J. Crew maintained in a previous lawsuit that the Valued At
price represented the price at which other retailers offered the same or
similar goods. Delman hired an expert who investigated to see whether the same
or similar goods were available for purchase from other retailers at or around
the Valued At price, but did not find comparable goods available at the Valued
At price. Instead, many (if not all) of
the goods could be bought at or below the Your Price price.
The court found that Delman’s allegations satisfied Rule
9(b), both as to the implied discount-from-regular-J. Crew claim and the
“Valued At means prevailing market price for a similar item” theory. J. Crew
argued that her decision to plead two theories of deception made her
allegations fatally vague, but “there is no reason why a pricing scheme that is
purposely ambiguous could not also be deceptive or misleading.” If a reasonable consumer could interpret the
Valued At price to mean one of multiple, mutually exclusive things, all of
which are untrue, that states a claim.
Nor were the theories so implausible that no reasonable
consumer could be misled. J. Crew argued
that “value” could only reasonably be interpreted to mean the defendants’
subjective opinion of the worth of the goods, based on dictionary
definitions. But the dictionary wasn’t
the end of the matter, when the issue was “how a reasonable consumer would
interpret the phrase ‘Valued At’ in the context of the specific commercial
interaction that Plaintiff has challenged.” In context, “the great esteem in
which J. Crew holds its wares” was not the only interpretation a reasonable
consumer could give the term. As the court pointed out, the Valued At price was
located right next to the Your Price sales price, and was struck out. “Why place the two prices next to one another
if they are not meant to be compared?
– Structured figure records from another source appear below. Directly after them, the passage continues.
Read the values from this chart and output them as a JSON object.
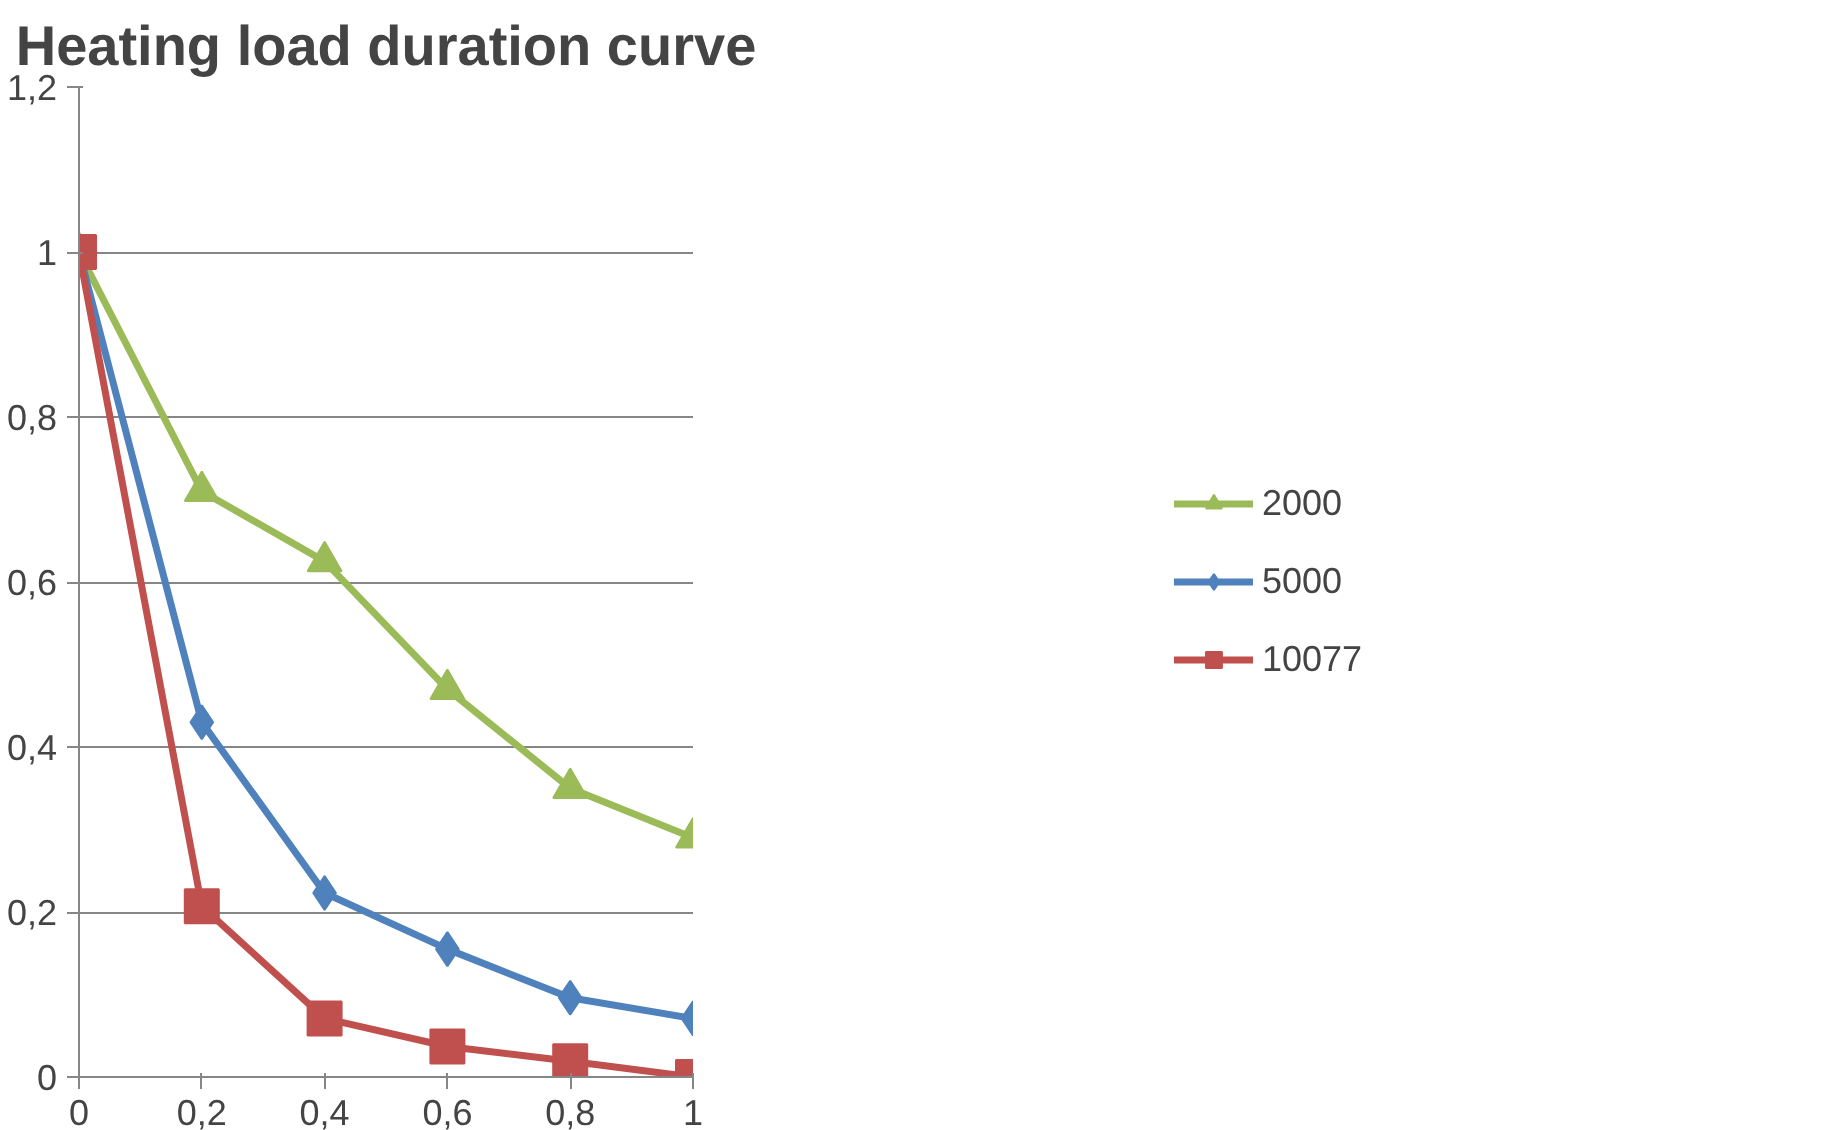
{
  "chart_data": {
    "type": "line",
    "title": "Heating load duration curve",
    "x": [
      0,
      0.2,
      0.4,
      0.6,
      0.8,
      1
    ],
    "series": [
      {
        "name": "2000",
        "color": "#9bbb59",
        "marker": "triangle",
        "values": [
          1,
          0.71,
          0.625,
          0.47,
          0.35,
          0.29
        ]
      },
      {
        "name": "5000",
        "color": "#4f81bd",
        "marker": "diamond",
        "values": [
          1,
          0.43,
          0.223,
          0.155,
          0.096,
          0.071
        ]
      },
      {
        "name": "10077",
        "color": "#c0504d",
        "marker": "square",
        "values": [
          1,
          0.207,
          0.071,
          0.037,
          0.019,
          0
        ]
      }
    ],
    "xlim": [
      0,
      1
    ],
    "xticks": [
      0,
      {
        "value": 0.2,
        "label": "0,2"
      },
      {
        "value": 0.4,
        "label": "0,4"
      },
      {
        "value": 0.6,
        "label": "0,6"
      },
      {
        "value": 0.8,
        "label": "0,8"
      },
      1
    ],
    "ylim": [
      0,
      1.2
    ],
    "yticks": [
      0,
      {
        "value": 0.2,
        "label": "0,2"
      },
      {
        "value": 0.4,
        "label": "0,4"
      },
      {
        "value": 0.6,
        "label": "0,6"
      },
      {
        "value": 0.8,
        "label": "0,8"
      },
      1,
      {
        "value": 1.2,
        "label": "1,2"
      }
    ],
    "grid": "y",
    "legend": "right",
    "line_style": "solid"
  }
}
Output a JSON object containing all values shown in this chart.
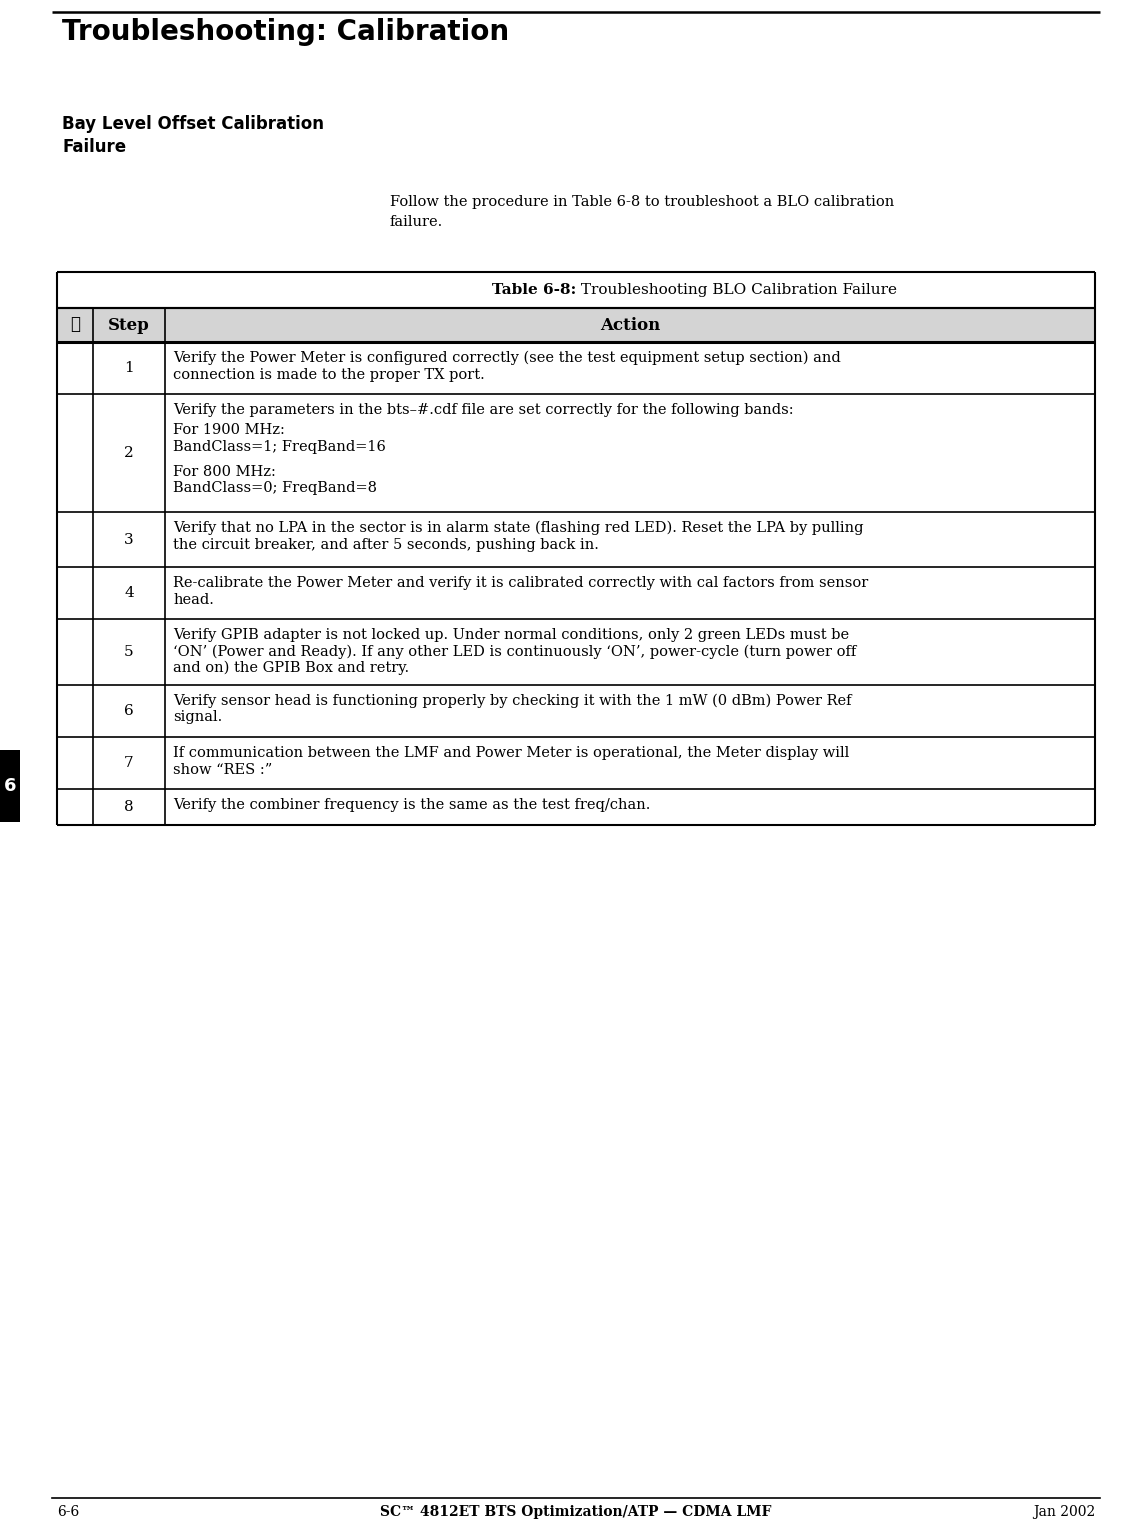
{
  "page_title": "Troubleshooting: Calibration",
  "section_title_line1": "Bay Level Offset Calibration",
  "section_title_line2": "Failure",
  "intro_text_line1": "Follow the procedure in Table 6-8 to troubleshoot a BLO calibration",
  "intro_text_line2": "failure.",
  "table_title_bold": "Table 6-8:",
  "table_title_normal": " Troubleshooting BLO Calibration Failure",
  "header_check": "✓",
  "header_step": "Step",
  "header_action": "Action",
  "rows": [
    {
      "step": "1",
      "action_lines": [
        "Verify the Power Meter is configured correctly (see the test equipment setup section) and",
        "connection is made to the proper TX port."
      ]
    },
    {
      "step": "2",
      "action_lines": [
        "Verify the parameters in the bts–#.cdf file are set correctly for the following bands:",
        "For 1900 MHz:",
        "BandClass=1; FreqBand=16",
        "For 800 MHz:",
        "BandClass=0; FreqBand=8"
      ]
    },
    {
      "step": "3",
      "action_lines": [
        "Verify that no LPA in the sector is in alarm state (flashing red LED). Reset the LPA by pulling",
        "the circuit breaker, and after 5 seconds, pushing back in."
      ]
    },
    {
      "step": "4",
      "action_lines": [
        "Re-calibrate the Power Meter and verify it is calibrated correctly with cal factors from sensor",
        "head."
      ]
    },
    {
      "step": "5",
      "action_lines": [
        "Verify GPIB adapter is not locked up. Under normal conditions, only 2 green LEDs must be",
        "‘ON’ (Power and Ready). If any other LED is continuously ‘ON’, power-cycle (turn power off",
        "and on) the GPIB Box and retry."
      ]
    },
    {
      "step": "6",
      "action_lines": [
        "Verify sensor head is functioning properly by checking it with the 1 mW (0 dBm) Power Ref",
        "signal."
      ]
    },
    {
      "step": "7",
      "action_lines": [
        "If communication between the LMF and Power Meter is operational, the Meter display will",
        "show “RES :”"
      ]
    },
    {
      "step": "8",
      "action_lines": [
        "Verify the combiner frequency is the same as the test freq/chan."
      ]
    }
  ],
  "footer_left": "6-6",
  "footer_center": "SC™ 4812ET BTS Optimization/ATP — CDMA LMF",
  "footer_right": "Jan 2002",
  "page_num": "6",
  "bg_color": "#ffffff"
}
And why strike out the Valued At price,
if not to suggest to the purchaser that he or she is getting a bargain of some
sort?” This “visual language,” the court
wisely noted, “could easily be understood to mean that the Valued At price
refers to a real, objective price, which the Factory Website has discounted for
the benefit of its customers.”
Plaintiff did fail to provide proper notice as required to
bring a breach of contract claim in California, and also had to wait to bring a
CLRA claim given the notice requirement of the CLRA.
J. Crew argued that Delman suffered no damages, because she
received the goods that she paid for at the agreed-upon price. But courts have rejected this argument under
California law. “[A] bargain hunter is,
in fact, economically harmed when the seller inflates the perceived value of
its products” (citing Hinojos v. Kohl’s Corp., 718 F.3d 1098 (9th Cir. 2013)).
Finally, J. Crew argued that Delman lacked standing to seek
injunctive relief because she no longer risked being deceived by J. Crew’s
deceptive pricing. However, Delman alleged that she would purchase more apparel
from J. Crew if it were to cease making its false representations. The issue wasn’t whether policy concerns for
the enforcement of California law could trump Article III, but rather that
Delman alleged irreparable injury in the future: she couldn’t ascertain, from
J. Crew’s pricing scheme, the true value of the items she’d like to buy, and
thus she can’t trust its bargain claims.
This continued inability to trust was a sufficient likelihood of future
injury to confer Article III standing.